Unics has been playing Russian League games for three weeks already. Meanwhile, Hapoel played its first Israeli League game last weekend. Do you think that, in this case, your opponent may have an advantage?
"It can make a difference. They’ve played more games and they are in better game shape, but we can't use it as an excuse. We had a big win in Ashkelon and want to continue on this road. We have a talented team and a very good chemistry. I hope it will make a difference.
The Eurocup introduced the elimination rounds this year to add more drama in the beginning of the season. What is your opinion about the competition format and how can it help the Eurocup in the long run?
"I think it's a great change. It keeps the competition very competitive. When I look at the list of teams in the qualifying rounds, I see a lot of great teams that need to work hard to get in and it keeps the competition up."
You’re coming off a great ULEB Cup season, in which you averaged 14.7 points on 42.9% three-point shooting. At age 26, do you feel that you are right in the prime of your career?
"This is certainly not the prime of my career. For me I'm just getting started. Being in Hapoel for three years helped me out tremendously. I got here the experience that I need and learned a lot of things, but I believe I can still play better and reach higher places than we have here in Hapoel. There are a lot of years on my body."
You helped Hapoel Jerusalem to win the Israeli Cup in the past two seasons. Hapoel Holon won the Israeli League while Bnei Hasharon is already in the Eurocup regular season. Do you think that the overall level of Israeli basketball has grown in recent seasons?
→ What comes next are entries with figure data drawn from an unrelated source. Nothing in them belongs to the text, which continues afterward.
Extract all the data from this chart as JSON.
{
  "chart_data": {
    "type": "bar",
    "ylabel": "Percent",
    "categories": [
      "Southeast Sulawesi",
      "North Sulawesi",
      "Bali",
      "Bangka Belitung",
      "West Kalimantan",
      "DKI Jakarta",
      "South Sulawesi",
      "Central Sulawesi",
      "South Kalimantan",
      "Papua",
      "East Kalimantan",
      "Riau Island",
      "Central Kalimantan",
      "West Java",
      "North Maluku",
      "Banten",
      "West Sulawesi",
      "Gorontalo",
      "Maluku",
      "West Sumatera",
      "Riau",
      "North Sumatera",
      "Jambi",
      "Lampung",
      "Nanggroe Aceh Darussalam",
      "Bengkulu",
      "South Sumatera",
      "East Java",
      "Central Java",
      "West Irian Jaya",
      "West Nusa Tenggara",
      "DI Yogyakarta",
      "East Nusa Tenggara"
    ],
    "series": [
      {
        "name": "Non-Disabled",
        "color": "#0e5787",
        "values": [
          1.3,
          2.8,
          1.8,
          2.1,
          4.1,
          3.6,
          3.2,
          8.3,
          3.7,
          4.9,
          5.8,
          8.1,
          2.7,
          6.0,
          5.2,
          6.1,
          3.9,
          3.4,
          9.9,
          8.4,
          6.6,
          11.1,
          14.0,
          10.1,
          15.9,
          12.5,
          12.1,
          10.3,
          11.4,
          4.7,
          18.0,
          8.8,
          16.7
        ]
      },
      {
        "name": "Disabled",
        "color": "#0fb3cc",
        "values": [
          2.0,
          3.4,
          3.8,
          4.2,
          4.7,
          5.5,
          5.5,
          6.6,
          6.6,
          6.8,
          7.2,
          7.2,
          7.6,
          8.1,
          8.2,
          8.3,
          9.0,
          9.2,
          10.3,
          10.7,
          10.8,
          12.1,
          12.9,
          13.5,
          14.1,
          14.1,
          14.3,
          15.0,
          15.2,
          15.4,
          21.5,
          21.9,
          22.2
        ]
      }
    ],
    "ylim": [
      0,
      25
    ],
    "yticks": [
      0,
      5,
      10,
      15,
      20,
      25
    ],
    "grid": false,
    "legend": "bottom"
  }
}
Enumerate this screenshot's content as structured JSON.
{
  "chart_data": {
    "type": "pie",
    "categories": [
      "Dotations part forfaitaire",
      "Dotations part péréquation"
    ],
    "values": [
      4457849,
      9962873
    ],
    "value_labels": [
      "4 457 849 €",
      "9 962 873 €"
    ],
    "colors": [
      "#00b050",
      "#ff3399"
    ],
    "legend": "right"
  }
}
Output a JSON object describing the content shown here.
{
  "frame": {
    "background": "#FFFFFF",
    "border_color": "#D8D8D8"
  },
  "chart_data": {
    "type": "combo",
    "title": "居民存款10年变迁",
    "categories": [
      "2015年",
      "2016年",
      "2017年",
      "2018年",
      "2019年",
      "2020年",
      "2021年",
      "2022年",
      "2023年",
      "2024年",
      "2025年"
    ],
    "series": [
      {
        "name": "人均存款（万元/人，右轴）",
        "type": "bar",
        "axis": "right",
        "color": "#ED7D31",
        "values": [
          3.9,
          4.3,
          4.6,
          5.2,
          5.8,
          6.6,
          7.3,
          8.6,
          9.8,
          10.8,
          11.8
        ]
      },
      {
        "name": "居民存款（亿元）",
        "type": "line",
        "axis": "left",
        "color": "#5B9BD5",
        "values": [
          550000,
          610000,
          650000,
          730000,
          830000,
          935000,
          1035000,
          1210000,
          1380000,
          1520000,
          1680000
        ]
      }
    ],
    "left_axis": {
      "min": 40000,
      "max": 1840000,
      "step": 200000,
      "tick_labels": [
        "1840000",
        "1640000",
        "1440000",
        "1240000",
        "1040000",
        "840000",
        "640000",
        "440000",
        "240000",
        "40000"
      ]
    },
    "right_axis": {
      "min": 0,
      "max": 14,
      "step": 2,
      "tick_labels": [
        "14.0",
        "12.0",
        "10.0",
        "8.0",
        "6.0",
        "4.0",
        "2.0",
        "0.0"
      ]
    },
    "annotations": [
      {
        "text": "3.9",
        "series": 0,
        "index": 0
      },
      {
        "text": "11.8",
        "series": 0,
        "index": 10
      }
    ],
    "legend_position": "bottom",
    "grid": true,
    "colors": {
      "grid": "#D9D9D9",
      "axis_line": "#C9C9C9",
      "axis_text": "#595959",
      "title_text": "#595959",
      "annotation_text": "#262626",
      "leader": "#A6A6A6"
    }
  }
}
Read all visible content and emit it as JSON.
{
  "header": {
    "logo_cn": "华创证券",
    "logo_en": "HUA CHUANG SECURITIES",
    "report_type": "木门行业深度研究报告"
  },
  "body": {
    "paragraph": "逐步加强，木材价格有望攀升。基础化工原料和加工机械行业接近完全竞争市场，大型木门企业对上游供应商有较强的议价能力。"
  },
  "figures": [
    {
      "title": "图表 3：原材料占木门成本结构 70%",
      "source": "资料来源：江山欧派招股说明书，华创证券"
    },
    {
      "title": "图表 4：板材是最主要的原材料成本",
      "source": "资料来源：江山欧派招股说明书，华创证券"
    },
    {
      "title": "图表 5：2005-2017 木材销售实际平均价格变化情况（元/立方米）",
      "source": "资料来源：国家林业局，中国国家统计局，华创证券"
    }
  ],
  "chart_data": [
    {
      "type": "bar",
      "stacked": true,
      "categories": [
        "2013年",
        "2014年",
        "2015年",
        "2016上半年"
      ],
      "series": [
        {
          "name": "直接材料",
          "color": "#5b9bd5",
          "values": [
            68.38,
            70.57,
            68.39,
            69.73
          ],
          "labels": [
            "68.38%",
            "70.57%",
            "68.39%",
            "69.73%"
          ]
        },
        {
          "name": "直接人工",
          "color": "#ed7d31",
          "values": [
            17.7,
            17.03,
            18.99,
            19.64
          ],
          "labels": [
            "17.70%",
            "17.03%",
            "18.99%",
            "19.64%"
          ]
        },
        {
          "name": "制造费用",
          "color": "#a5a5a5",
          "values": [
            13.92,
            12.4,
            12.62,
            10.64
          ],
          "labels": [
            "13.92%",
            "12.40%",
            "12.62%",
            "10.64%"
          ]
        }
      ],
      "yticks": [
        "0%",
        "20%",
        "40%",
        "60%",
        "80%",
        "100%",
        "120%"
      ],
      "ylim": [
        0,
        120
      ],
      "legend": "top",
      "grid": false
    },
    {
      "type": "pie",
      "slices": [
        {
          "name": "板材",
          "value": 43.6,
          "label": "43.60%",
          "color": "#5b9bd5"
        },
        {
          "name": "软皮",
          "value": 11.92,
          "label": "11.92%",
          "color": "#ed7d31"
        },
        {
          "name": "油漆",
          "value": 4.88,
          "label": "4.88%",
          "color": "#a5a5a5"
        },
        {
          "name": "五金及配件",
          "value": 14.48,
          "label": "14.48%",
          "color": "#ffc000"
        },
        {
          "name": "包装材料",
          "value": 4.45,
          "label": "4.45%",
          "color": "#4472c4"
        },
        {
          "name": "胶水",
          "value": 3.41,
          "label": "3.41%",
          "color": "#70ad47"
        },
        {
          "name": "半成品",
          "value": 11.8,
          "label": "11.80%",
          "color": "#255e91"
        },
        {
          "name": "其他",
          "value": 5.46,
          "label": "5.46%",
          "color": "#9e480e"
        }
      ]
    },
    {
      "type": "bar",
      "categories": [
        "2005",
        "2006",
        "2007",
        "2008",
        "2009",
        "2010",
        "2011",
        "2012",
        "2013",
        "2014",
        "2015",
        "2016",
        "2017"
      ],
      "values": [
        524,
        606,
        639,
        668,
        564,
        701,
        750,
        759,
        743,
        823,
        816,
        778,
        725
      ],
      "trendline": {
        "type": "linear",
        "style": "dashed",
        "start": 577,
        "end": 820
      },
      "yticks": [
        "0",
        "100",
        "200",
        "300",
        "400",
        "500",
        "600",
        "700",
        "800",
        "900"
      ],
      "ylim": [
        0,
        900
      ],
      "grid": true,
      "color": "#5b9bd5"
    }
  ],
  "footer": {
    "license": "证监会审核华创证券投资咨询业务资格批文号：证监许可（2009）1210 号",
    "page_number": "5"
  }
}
"The league is tough every season. I played one season in the Israeli League before arriving to Hapoel, so I know it well. You got your top teams as always in Maccabi, Bnei Hasharon and obviously us. Teams like Haifa and Ashkelon are good teams. I think on any given night teams can beat anybody. On paper it's one thing, but when you take the game to the court, anything can occur. In every season I spent here there were a lot of good players."
This is your third season in Hapoel. Do you feel your part in the team is more of a leader? What's the difference from your first season with the club?
"I arrived to this season more experienced. I never play with an ego. I let things come to me. Last season my role was a little bit bigger than in the first season, but the spotlight was more on Jaime Arnold in a way. This year it's different. Coach Guy Goodes asked me to be as aggressive as possible, and that's the way I like to play. With the new foreigners I showed them a little around in the first days but once my family moved to Jerusalem I spend most of my time with them."
Last but not least, what are your personal goals this season and how far can Hapoel go in all competitions?
"I never have personal goals, it's always team goals. I want to win the Israeli Cup once more, but what I really want is to take the championship. In my first season with Hapoel we were so close to winning it, and came only 2 seconds from that title. Last year we didn't make it there, so we kind of tasted from both worlds. A lot of people are sleeping on us because we don't have big names, but we have guys that want to prove something, and play hard. In the Eurocup, we first of all want to qualify for the regular season and to leave Unics behind. Once we do that, we’ll take it from there. Before that we have a task."